In the psychodynamic model, subjective conscious experience is treated as having its own reality not entirely reducible to underlying physical processes. Conscious awareness, which by definition is immaterial, is treated as a real feature of the universe, thus challenging the hegemony of materialist philosophy. In a religious sense, conscious awareness might be viewed as a manifestation of an immaterial soul.
While people will continue to debate these fundamental philosophical premises, it is important to realize that the common perception that science has proven the truth of materialist philosophy is unfounded. Materialism is a philosophical premise, not an empirical fact. And if so, the Medical Model of mental illness could be based on a faulty paradigm, a situation that has the potential to do great harm to large numbers of people.

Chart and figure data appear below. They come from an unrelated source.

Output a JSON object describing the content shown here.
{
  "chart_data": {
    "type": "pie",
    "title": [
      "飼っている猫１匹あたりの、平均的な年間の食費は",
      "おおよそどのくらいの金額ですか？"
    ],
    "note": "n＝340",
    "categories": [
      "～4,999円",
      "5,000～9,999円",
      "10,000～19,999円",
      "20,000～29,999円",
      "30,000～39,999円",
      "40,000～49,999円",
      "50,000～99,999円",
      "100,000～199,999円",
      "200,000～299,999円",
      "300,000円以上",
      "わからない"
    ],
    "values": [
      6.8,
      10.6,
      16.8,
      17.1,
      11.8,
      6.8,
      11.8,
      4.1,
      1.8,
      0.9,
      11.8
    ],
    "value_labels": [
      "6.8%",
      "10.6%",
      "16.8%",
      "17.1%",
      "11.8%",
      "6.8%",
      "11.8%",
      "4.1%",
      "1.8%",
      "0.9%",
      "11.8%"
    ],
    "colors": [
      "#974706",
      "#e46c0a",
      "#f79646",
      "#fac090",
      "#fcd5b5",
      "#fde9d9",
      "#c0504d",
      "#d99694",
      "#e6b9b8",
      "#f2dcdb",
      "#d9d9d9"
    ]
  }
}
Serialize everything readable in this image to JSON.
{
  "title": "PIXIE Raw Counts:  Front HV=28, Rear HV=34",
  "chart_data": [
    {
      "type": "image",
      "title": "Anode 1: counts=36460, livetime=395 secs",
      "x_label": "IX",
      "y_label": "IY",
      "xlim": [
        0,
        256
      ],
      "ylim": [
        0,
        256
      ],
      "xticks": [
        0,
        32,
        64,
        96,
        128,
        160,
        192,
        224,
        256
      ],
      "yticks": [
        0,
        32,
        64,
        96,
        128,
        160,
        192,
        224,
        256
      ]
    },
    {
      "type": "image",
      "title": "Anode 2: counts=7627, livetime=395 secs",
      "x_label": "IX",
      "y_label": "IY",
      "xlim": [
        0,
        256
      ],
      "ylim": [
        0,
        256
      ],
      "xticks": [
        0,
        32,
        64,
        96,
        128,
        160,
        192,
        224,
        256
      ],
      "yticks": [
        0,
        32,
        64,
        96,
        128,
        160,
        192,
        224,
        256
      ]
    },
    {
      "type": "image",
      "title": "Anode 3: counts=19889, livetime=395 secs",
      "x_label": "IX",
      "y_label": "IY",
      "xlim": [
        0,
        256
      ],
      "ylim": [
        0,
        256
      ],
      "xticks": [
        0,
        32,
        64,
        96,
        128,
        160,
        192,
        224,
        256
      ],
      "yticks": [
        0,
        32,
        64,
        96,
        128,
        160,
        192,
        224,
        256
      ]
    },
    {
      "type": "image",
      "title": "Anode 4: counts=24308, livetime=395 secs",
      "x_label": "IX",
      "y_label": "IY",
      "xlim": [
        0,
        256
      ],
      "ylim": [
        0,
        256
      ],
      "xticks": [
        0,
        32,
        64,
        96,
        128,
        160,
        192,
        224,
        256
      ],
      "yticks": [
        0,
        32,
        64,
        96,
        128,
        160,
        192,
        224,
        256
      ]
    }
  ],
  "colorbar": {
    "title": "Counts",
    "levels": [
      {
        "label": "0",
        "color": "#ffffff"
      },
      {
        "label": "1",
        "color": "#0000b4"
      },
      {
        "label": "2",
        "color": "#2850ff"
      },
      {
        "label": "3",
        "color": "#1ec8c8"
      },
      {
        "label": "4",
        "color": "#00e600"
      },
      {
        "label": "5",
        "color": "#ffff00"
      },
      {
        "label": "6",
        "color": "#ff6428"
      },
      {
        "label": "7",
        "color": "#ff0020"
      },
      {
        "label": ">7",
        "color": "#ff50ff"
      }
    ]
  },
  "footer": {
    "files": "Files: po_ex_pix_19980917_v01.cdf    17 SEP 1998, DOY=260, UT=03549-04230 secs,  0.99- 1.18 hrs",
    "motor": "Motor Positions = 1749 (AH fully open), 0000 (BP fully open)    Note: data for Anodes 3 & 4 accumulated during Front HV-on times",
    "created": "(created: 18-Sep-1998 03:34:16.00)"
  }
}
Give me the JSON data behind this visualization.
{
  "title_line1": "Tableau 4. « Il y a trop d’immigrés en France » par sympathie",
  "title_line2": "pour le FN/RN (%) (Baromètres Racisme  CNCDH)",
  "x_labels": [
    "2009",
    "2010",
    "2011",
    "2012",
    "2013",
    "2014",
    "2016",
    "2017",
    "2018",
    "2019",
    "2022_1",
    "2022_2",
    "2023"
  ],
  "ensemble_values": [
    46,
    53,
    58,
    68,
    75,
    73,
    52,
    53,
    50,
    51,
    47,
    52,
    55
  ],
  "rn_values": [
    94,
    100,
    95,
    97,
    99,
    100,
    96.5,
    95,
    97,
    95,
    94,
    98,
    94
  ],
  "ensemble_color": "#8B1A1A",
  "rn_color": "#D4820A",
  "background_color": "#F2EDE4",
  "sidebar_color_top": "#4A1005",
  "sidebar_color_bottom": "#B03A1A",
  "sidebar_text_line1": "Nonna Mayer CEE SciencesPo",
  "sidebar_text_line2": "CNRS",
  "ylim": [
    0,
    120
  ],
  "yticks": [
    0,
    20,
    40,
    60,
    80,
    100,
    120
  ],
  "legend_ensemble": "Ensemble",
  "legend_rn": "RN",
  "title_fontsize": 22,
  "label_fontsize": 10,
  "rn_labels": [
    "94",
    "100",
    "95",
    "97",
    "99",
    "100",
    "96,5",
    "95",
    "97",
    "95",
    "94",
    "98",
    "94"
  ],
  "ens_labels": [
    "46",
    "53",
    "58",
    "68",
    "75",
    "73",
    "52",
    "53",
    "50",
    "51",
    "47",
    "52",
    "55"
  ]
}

We know now that there is no scientific evidence supporting the chemical imbalance theory of mental illness. Depressed people do not have lower levels of serotonin in their brains than non-depressed people. This is a myth perpetuated by a psychiatric industry trying to establish itself as a legitimate medical specialty along with a pharmaceutical industry trying to increase profits through the sale of psychotropic drugs. The modern psycho-pharmaceutical revolution was initiated in 1988 with the marketing of Prozac, but rates of depression and anxiety have only increased over the last 30 years despite the fact that anti-depressants are among the most widely prescribed drugs in America. Even clinical trials show that anti-depressants fail to outperform placebos in many instances. Fortunately, people like Robert Whitaker with books like Anatomy of an Epidemic and Psychiatry under the Influence are pulling back the veil on this tragic societal myth.
With rates of anxiety and depression at near epidemic levels on college campuses, it may be time to stop focusing so much on what is wrong with these young people and begin to ask what has happened to them. What aspects of modern life are driving them to anxiety and depression and how could these be changed? As my colleague Tabita Green argues so eloquently in her book "Her Lost Year," why don't we begin to focus on mental illness prevention, not solely on intervention? If we truly care about the emotional suffering of our children and young adults, we need to listen to the messages encoded in their pain and resist the temptation to simply medicate it away.
There is nothing inherently wrong with the emotionally suffering students who populate our college campuses. But there is much that is wrong with the society in which they are forced to live. Let us not become so enamored with a materialistic approach to the world that we fail to pay attention to the spiritual cries of our children and youth.